Нам должны быть особенно интересны идеологические эволюции, показывающие даже эмоциональную вторичность, производность российского континентализма от духа похищения Европы. Так, Достоевский, отстаивавший преимущественную мистическую причастность православных «всечеловеков» к «священным камням Европы» в сравнении с ее обитателями-деградантами, писал: «От Европы нам никак нельзя отказаться, Европа нам второе отечество Европа нам почти также всем дорога, как Россия, в ней все Апетово племя, а наша идея объединение всех наций этого племени, и даже дальше, гораздо дальше до Сима и Хама». Претензии на распоряжение судьбой «Апетова племени» во вторую очередь, по семантической инерции, вызывают мысль о «Симе и Хаме», об афро-азиатах.
Еще интереснее пример Ф.И.Тютчева, чьи ранние размышления в статье «Россия и Германия» о встающей за пределами «Европы Карла Великого» и потому ненавистной романо-германцам новой, Восточной Европе, «Европе Петра Великого», обернулись в 1848 г. увещаниями к Николаю I сыграть на революционном саморазрушении западной цивилизации, чтобы поставить на ее руинах «ковчег» новой империи: да сменит «Европа Петра» «Европу Карла». У Тютчева, как и в страхах Запада, европеизация России становится взращиванием силы, призванной сменить и «отменить» романо-германскую Европу. Тютчев доходит до того, что в качестве реванша за Флорентийскую унию 1439 г. выдвигает проект российской помощи загоняемому в тупик итальянской революцией римскому папе при условии его почетного возвращения в православие.
На этом фоне тютчевская «Русская география», включающая в перечень российских столиц «Москву, и град Петров, и Константинов град», могла бы, пожалуй, рассматриваться как некая извращенная уступка принципу реальности, ограничивающая потенциальные пределы «царства русского» Восточной Европой до границы «второго крепостничества», Передней Азией и отторгаемым от Британской империи Индостаном, «от Нила до Невы, от Эльбы до Китая, от Волги по Евфрат, от Ганга до Дуная», так что коренная Европа как бы остается в нетронутости по ту сторону Эльбы. Но специалисты-тютчевоведы дружно утверждают, что в эзотерическом словоупотреблении поэта «град Петров» значило не «город императора Петра», а «город Петра-апостола», т. е. Рим. Так в картине континенталистской российской экспансии, словно и не распространяющейся на романо-германский мир, оказывается подспудно закодирован мотив похищения Европы: в «евразийском» континентализме маячит криптограммой аннексия духовной столицы католицизма.

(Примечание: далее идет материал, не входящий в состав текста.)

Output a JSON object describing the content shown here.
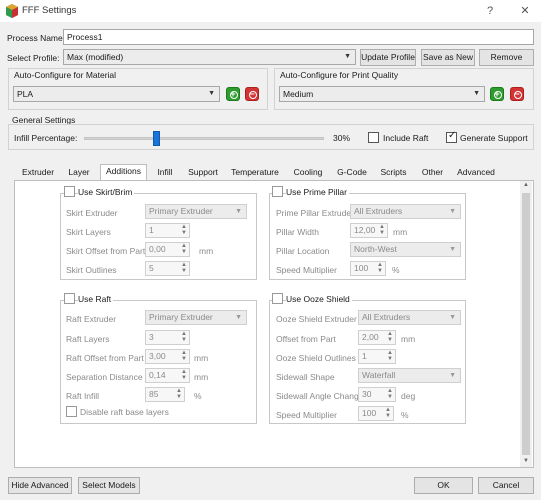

В мои намерения не входит развернутая оценка воздействия западоцентризма России на различные стороны ее цивилизации. Можно долго перечислять те адаптивные, европеоидные новшества, которые благоприятно вошли в плоть российского общества благодаря такой ориентировке. Но не забудем и того, как массовый отток русского крестьянства за Урал, начинающийся вопреки полицейским препятствиям сразу после отмены крепостного права, обнаруживает роль крепостничества в поддержании прозападного демографического, а как следствие и хозяйственного, крена России по вторую половину прошлого века. И наоборот, низкий геополитический статус Сибири минимизировал то инновационное влияние, которое при иных обстоятельствах могли бы оказать в российских масштабах такие фермерские черты сибирской аграрной социальности, как отмечавшиеся еще Г.Н.Потаниным «отсутствие дворянства, оторванность от великорусских традиций, индивидуализм в сельском мире, распыление земельной общины». В отличие от «территорий-проливов» Восточной Европы в России контрмодернистские институции «второго крепостничества», не содействуя привязке страны впрямую к западному миру-экономике, тем не менее подпитывали внутреннюю западоцентристскую организацию государства и в свою очередь в ней обретали подкрепление.